You can tell a lot about people from their Wi-Fi connections — including, as it turns out, how many of them are standing near an access point. In a newly published research paper (“DeepCount: Crowd Counting with WiFi via Deep Learning“) on the preprint server Arxiv.org, scientists describe an AI activity recognition model — DeepCount — that infers the population size of rooms from wireless data.
Their work comes not long after researchers at Ryerson University in Toronto demonstrated a neural network that can determine whether smartphone owners are walking, biking, or driving around a few city blocks by using Wi-Fi data, and after Purdue University researchers developed a system that uses Wi-Fi access logs to suss out relationships among users, locations, and activities.
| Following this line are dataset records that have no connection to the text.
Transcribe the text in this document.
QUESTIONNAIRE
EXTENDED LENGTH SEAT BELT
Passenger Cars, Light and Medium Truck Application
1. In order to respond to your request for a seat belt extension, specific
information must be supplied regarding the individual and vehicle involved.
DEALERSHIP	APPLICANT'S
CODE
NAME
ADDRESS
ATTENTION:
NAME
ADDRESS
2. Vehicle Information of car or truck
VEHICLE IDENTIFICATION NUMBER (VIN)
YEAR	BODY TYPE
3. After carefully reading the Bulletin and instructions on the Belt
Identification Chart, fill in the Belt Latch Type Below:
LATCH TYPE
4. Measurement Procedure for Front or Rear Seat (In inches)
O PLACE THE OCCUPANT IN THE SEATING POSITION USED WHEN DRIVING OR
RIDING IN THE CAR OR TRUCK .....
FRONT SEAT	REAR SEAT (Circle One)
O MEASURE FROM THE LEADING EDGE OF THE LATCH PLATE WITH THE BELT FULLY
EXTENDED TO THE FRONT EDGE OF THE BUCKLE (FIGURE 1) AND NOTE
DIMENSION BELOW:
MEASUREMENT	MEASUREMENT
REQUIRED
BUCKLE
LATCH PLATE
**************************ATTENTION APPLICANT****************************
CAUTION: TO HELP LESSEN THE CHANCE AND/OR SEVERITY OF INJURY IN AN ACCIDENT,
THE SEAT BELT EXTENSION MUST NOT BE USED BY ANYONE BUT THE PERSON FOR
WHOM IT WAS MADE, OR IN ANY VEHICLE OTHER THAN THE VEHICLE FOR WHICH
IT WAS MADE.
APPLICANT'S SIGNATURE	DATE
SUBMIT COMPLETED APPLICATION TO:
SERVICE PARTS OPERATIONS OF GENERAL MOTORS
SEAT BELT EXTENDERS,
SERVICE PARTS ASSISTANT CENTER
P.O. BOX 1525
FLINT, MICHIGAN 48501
In this latest study, the team leveraged channel state information (CSI) — specifically phase and amplitude — to create a two-model system consisting of an activity recognition model and deep learning model. The deep learning model was tasked with correlating the number of people and channels by mapping those people’s activities to CSI, while the former recognized when someone entered or left the room via an electronic switch. If the two models’ population counts disagreed — if, for instance, the activity recognition model recorded a higher number than the deep learning model — DeepCount used the discrepancy to retrain the deep learning model.
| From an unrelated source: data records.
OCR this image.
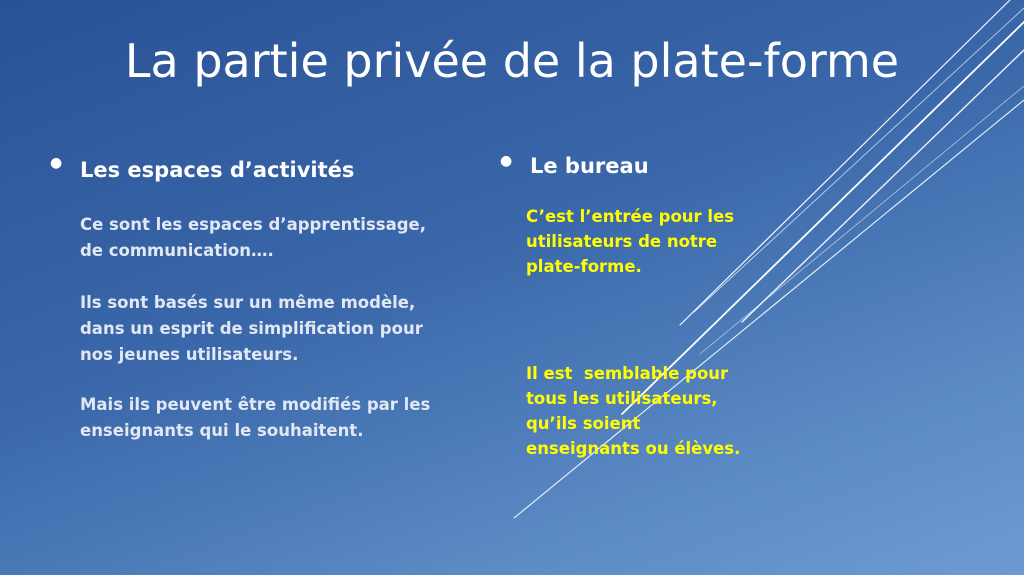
La partie privée de la plate-forme
● Les espaces d’activités
Ce sont les espaces d’apprentissage,
de communication….
Ils sont basés sur un même modèle,
dans un esprit de simplification pour
nos jeunes utilisateurs.
Mais ils peuvent être modifiés par les
enseignants qui le souhaitent.
● Le bureau
C’est l’entrée pour les
utilisateurs de notre
plate-forme.
Il est  semblable pour
tous les utilisateurs,
qu’ils soient
enseignants ou élèves.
The researchers compiled a data set of 800 CSI samples from 10 volunteers engaged in a range of tasks, including waving, typing, sitting down, walking, talking, and eating. (About 80 percent of the samples in each class were used in training, and the rest were used as the test set.) To train the activity-recognizing model, they first preprocessed amplitude data to remove unwanted noise and interference and then extracted feature information. Training the deep learning model similarly involved preprocessing, but with phase data in addition to amplitude.
DeepCount ran on a laptop with three receiving antennas modified to report channel state data, which was connected to a router with two transmitting antennas. Both operated on a 5GHz frequency band in order to “make the wavelength short enough to ensure better resolution,” the researchers say, and to reduce the possibility of interference.
In experiments, the authors report that the deep learning model achieved 86.4 percent accuracy with up to five people, and that with retraining on samples supplied by the activity recognition model, it managed to achieve up to 90 percent prediction accuracy.
“Our approach can show acceptable accuracy in the context of complex changes in the indoor environment, which means [it] works fairly robust,” the researchers write. “In theory, if we can take into account enough circumstances in the indoor environment and [use] these as samples to build a robust model, we can reuse the model for the same environment.”